De Tiquiña se asciende por una carretera curva, en medio de otras imágenes idílicas con pastores de llamas y mujeres de trenzas largas labrando la tierra con sus niños juguetones, para desembocar en el pueblo de Copacabana, hecho como por un pintor, en una de las penínsulas del lago-mar del Titicaca.

La tarde en que conocí a Copacabana no había nubes en el cielo, y para mí era casi inaceptable que hubiese tanta belleza y tanta agua, a tan gran altura. Parecía Copacabana un puerto caribeño: gaviotas, embarcaciones para recrearse, playas para bañarse –pocos se atreven por lo heladas de sus corrientes-, decenas de tiendas de artesanías y hostales, y los infaltables “gringos” o “monos viajeros” con su blancura y arrogancia que carcome.

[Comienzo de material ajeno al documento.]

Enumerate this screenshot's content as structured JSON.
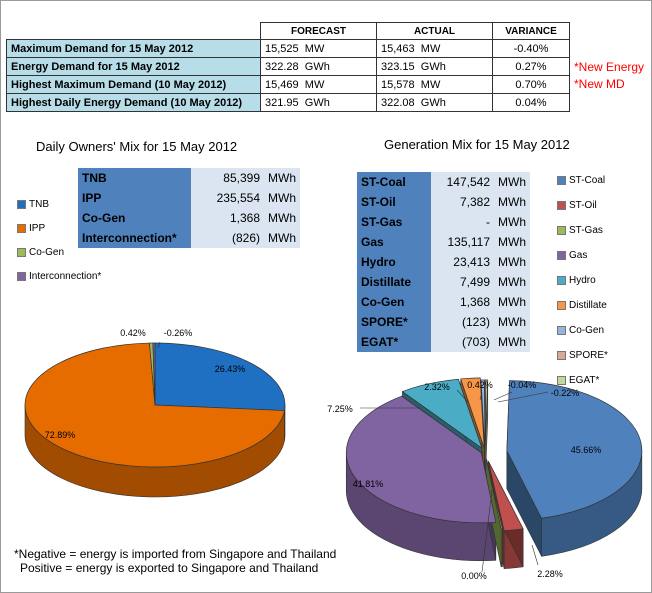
{
  "summary": {
    "headers": [
      "FORECAST",
      "ACTUAL",
      "VARIANCE"
    ],
    "rows": [
      {
        "label": "Maximum Demand for 15 May 2012",
        "forecast": "15,525",
        "forecast_unit": "MW",
        "actual": "15,463",
        "actual_unit": "MW",
        "variance": "-0.40%"
      },
      {
        "label": "Energy Demand for 15 May 2012",
        "forecast": "322.28",
        "forecast_unit": "GWh",
        "actual": "323.15",
        "actual_unit": "GWh",
        "variance": "0.27%"
      },
      {
        "label": "Highest Maximum Demand (10 May 2012)",
        "forecast": "15,469",
        "forecast_unit": "MW",
        "actual": "15,578",
        "actual_unit": "MW",
        "variance": "0.70%"
      },
      {
        "label": "Highest Daily Energy Demand (10 May 2012)",
        "forecast": "321.95",
        "forecast_unit": "GWh",
        "actual": "322.08",
        "actual_unit": "GWh",
        "variance": "0.04%"
      }
    ],
    "notes": [
      "*New Energy",
      "*New MD"
    ]
  },
  "owners": {
    "title": "Daily Owners' Mix for 15 May 2012",
    "table": [
      {
        "name": "TNB",
        "value": "85,399",
        "unit": "MWh"
      },
      {
        "name": "IPP",
        "value": "235,554",
        "unit": "MWh"
      },
      {
        "name": "Co-Gen",
        "value": "1,368",
        "unit": "MWh"
      },
      {
        "name": "Interconnection*",
        "value": "(826)",
        "unit": "MWh"
      }
    ]
  },
  "generation": {
    "title": "Generation Mix for 15 May 2012",
    "table": [
      {
        "name": "ST-Coal",
        "value": "147,542",
        "unit": "MWh"
      },
      {
        "name": "ST-Oil",
        "value": "7,382",
        "unit": "MWh"
      },
      {
        "name": "ST-Gas",
        "value": "-",
        "unit": "MWh"
      },
      {
        "name": "Gas",
        "value": "135,117",
        "unit": "MWh"
      },
      {
        "name": "Hydro",
        "value": "23,413",
        "unit": "MWh"
      },
      {
        "name": "Distillate",
        "value": "7,499",
        "unit": "MWh"
      },
      {
        "name": "Co-Gen",
        "value": "1,368",
        "unit": "MWh"
      },
      {
        "name": "SPORE*",
        "value": "(123)",
        "unit": "MWh"
      },
      {
        "name": "EGAT*",
        "value": "(703)",
        "unit": "MWh"
      }
    ]
  },
  "chart_data": [
    {
      "type": "pie",
      "title": "Daily Owners' Mix for 15 May 2012",
      "categories": [
        "TNB",
        "IPP",
        "Co-Gen",
        "Interconnection*"
      ],
      "values": [
        26.43,
        72.89,
        0.42,
        -0.26
      ],
      "labels": [
        "26.43%",
        "72.89%",
        "0.42%",
        "-0.26%"
      ],
      "colors": [
        "#1f6fc2",
        "#e66c00",
        "#9bbb59",
        "#8064a2"
      ],
      "legend": "left"
    },
    {
      "type": "pie",
      "title": "Generation Mix for 15 May 2012",
      "categories": [
        "ST-Coal",
        "ST-Oil",
        "ST-Gas",
        "Gas",
        "Hydro",
        "Distillate",
        "Co-Gen",
        "SPORE*",
        "EGAT*"
      ],
      "values": [
        45.66,
        2.28,
        0.0,
        41.81,
        7.25,
        2.32,
        0.42,
        -0.04,
        -0.22
      ],
      "labels": [
        "45.66%",
        "2.28%",
        "0.00%",
        "41.81%",
        "7.25%",
        "2.32%",
        "0.42%",
        "-0.04%",
        "-0.22%"
      ],
      "colors": [
        "#4f81bd",
        "#c0504d",
        "#9bbb59",
        "#8064a2",
        "#4bacc6",
        "#f79646",
        "#93b4dc",
        "#d8a898",
        "#c4d79b"
      ],
      "legend": "right",
      "exploded": true
    }
  ],
  "footnote": {
    "line1": "*Negative = energy is imported from Singapore and Thailand",
    "line2": "Positive = energy is exported to Singapore and Thailand"
  }
}
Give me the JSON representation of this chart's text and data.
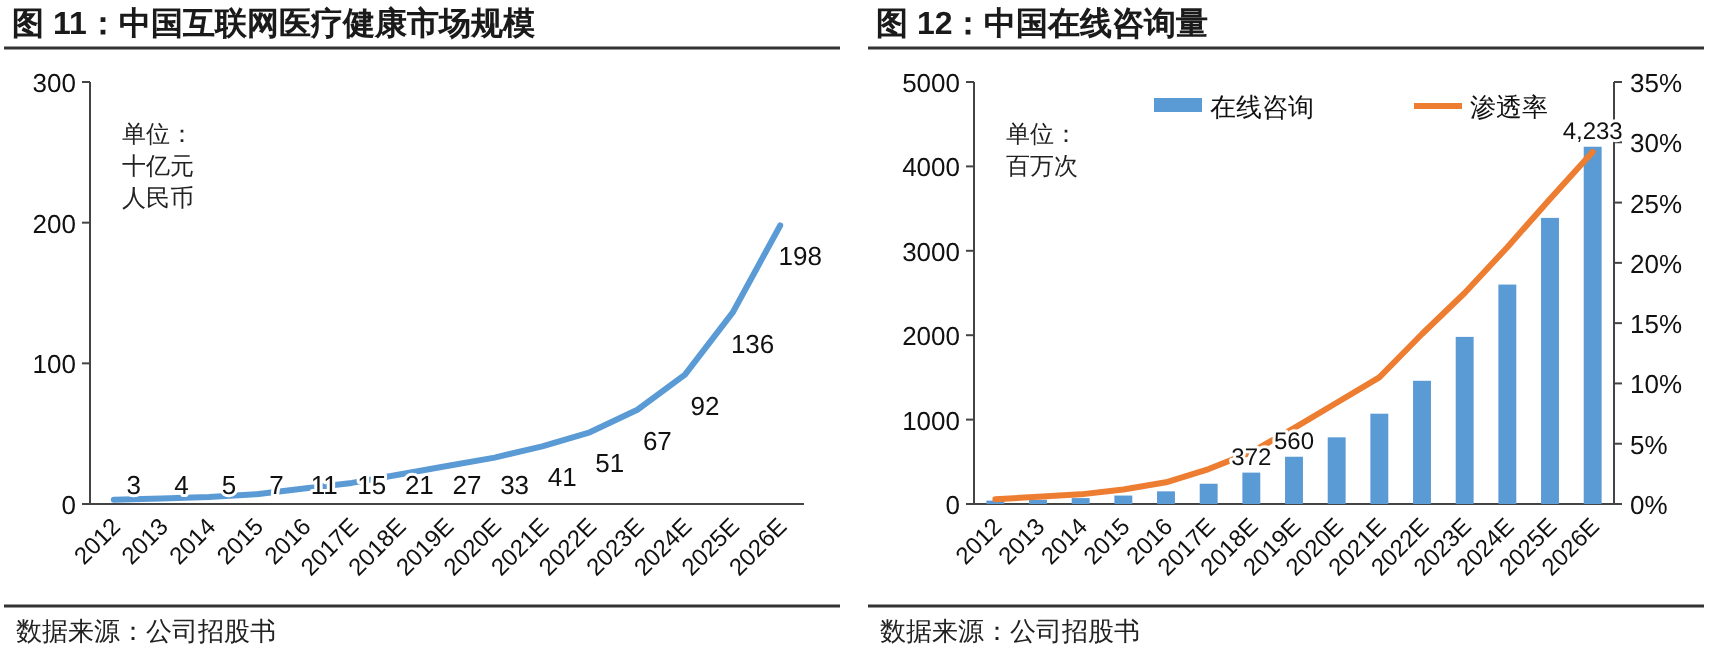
{
  "chart_data": [
    {
      "type": "line",
      "title": "图 11：中国互联网医疗健康市场规模",
      "categories": [
        "2012",
        "2013",
        "2014",
        "2015",
        "2016",
        "2017E",
        "2018E",
        "2019E",
        "2020E",
        "2021E",
        "2022E",
        "2023E",
        "2024E",
        "2025E",
        "2026E"
      ],
      "series": [
        {
          "color": "#5b9bd5",
          "values": [
            3,
            4,
            5,
            7,
            11,
            15,
            21,
            27,
            33,
            41,
            51,
            67,
            92,
            136,
            198
          ]
        }
      ],
      "ylim": [
        0,
        300
      ],
      "yticks": [
        0,
        100,
        200,
        300
      ],
      "data_labels": true,
      "marker": "none",
      "annotations": [
        "单位：十亿元人民币",
        "数据来源：公司招股书"
      ]
    },
    {
      "type": "bar",
      "title": "图 12：中国在线咨询量",
      "categories": [
        "2012",
        "2013",
        "2014",
        "2015",
        "2016",
        "2017E",
        "2018E",
        "2019E",
        "2020E",
        "2021E",
        "2022E",
        "2023E",
        "2024E",
        "2025E",
        "2026E"
      ],
      "series": [
        {
          "name": "在线咨询",
          "color": "#5b9bd5",
          "values": [
            40,
            50,
            70,
            100,
            150,
            240,
            372,
            560,
            790,
            1070,
            1460,
            1980,
            2600,
            3390,
            4233
          ],
          "value_labels": [
            null,
            null,
            null,
            null,
            null,
            null,
            "372",
            "560",
            null,
            null,
            null,
            null,
            null,
            null,
            "4,233"
          ]
        },
        {
          "name": "渗透率",
          "type": "line",
          "axis": "y2",
          "color": "#ed7d31",
          "values": [
            0.4,
            0.6,
            0.8,
            1.2,
            1.8,
            2.9,
            4.3,
            6.3,
            8.4,
            10.5,
            14.1,
            17.5,
            21.3,
            25.3,
            29.2
          ]
        }
      ],
      "ylim": [
        0,
        5000
      ],
      "yticks": [
        0,
        1000,
        2000,
        3000,
        4000,
        5000
      ],
      "y2lim": [
        0,
        35
      ],
      "y2ticks": [
        {
          "value": 0,
          "label": "0%"
        },
        {
          "value": 5,
          "label": "5%"
        },
        {
          "value": 10,
          "label": "10%"
        },
        {
          "value": 15,
          "label": "15%"
        },
        {
          "value": 20,
          "label": "20%"
        },
        {
          "value": 25,
          "label": "25%"
        },
        {
          "value": 30,
          "label": "30%"
        },
        {
          "value": 35,
          "label": "35%"
        }
      ],
      "legend": "top",
      "marker": "none",
      "annotations": [
        "单位：百万次",
        "数据来源：公司招股书"
      ]
    }
  ]
}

Al otro día la lluvia se ensañó en el altiplano, y el Titicaca poseía otro color: un gris zafiro con líneas plateadas de vez en vez, mezclados con un silencio estremecedor. Un frío que calaba hasta los huesos y que impedía navegar a los intrusos como yo, que nos volvemos cobardes ante estas circunstancias de la naturaleza. Pero luego el Padre Inti (Sol en Quechua) se fue asomando, las nubes se apartaron y floreció el cristalino, luego el verde esmeralda, para después dar paso a un azul tenue y luego al índigo, que se posesiona del lago como su gran dueño.

De Copacabana se avanza unos pocos kilómetros por una carretera bastante accidentada y sin asfaltar, para llegar a la frontera peruana, donde otra vez vuelvo a percibir la sensación de abandonar y entrar en un nuevo país.

Un país es un territorio con identidad social y cultural, es decir, un espacio con un aire auténtico que se percibe a la primera pisada: otra medida del tiempo, otra ideología, otro sistema político, otro acento, y desde luego, otra moneda que permita comprar y vender en este mundo globalizado de “mercachifles”.

Ambas fronteras de Bolivia, la que crucé hace poco en Brasil en Puerto Quijarro, y esta otra de Yunguyo con Perú, tienen la misma cara y generan igual impresión: la de un país, el Boliviano, con población mayoritariamente indígena (aproximadamente un 70 %), gobernado por una casta “blanca” arrogante y racista, que ha conllevado a sus mayorías a una miseria intensa. Por eso su capital, La Paz, expresa eso: el contraste de una cultura indígena que vive en otro tiempo –siglos atrás-, con la intención de unos gobernantes inspirados en la idea del “progreso occidental”, queriendo implantarlo allí. Un contraste que semeja la metáfora de querer arrastrar un tren con dos bueyes, de una gran contradicción.

En Bolivia comprendí un poco más el tiempo indio y su diferencia con el vértigo occidental. En aquel, es laxo, es decir, eterno, y por tanto no hay afán de cumplimientos: los buses por ejemplo y otros sistemas de transporte nunca salen a la hora programada, y sus habitantes meditan pacientemente sus quehaceres.

En fin, Bolivia es una película de colores donde el tiempo es aún en blanco y negro, que se mueve al ritmo de un mar sagrado que levita a 4.000 metros de altura, y que parece murmurar:

“La placidez ocurre

Cuando en nuestro corazón

Habita

La quietud del lago”.

En los desiertos peruanos, rumbo a Lima, Octubre 8 de 2001.



La Paz es una ciudad caótica en medio de un desierto; es una ciudad miserable –toda aquella que no posea “verdes”-. El único verde de La Paz es el uniforme de los policías, y en cambio predomina el color polvo, el color ladrillo.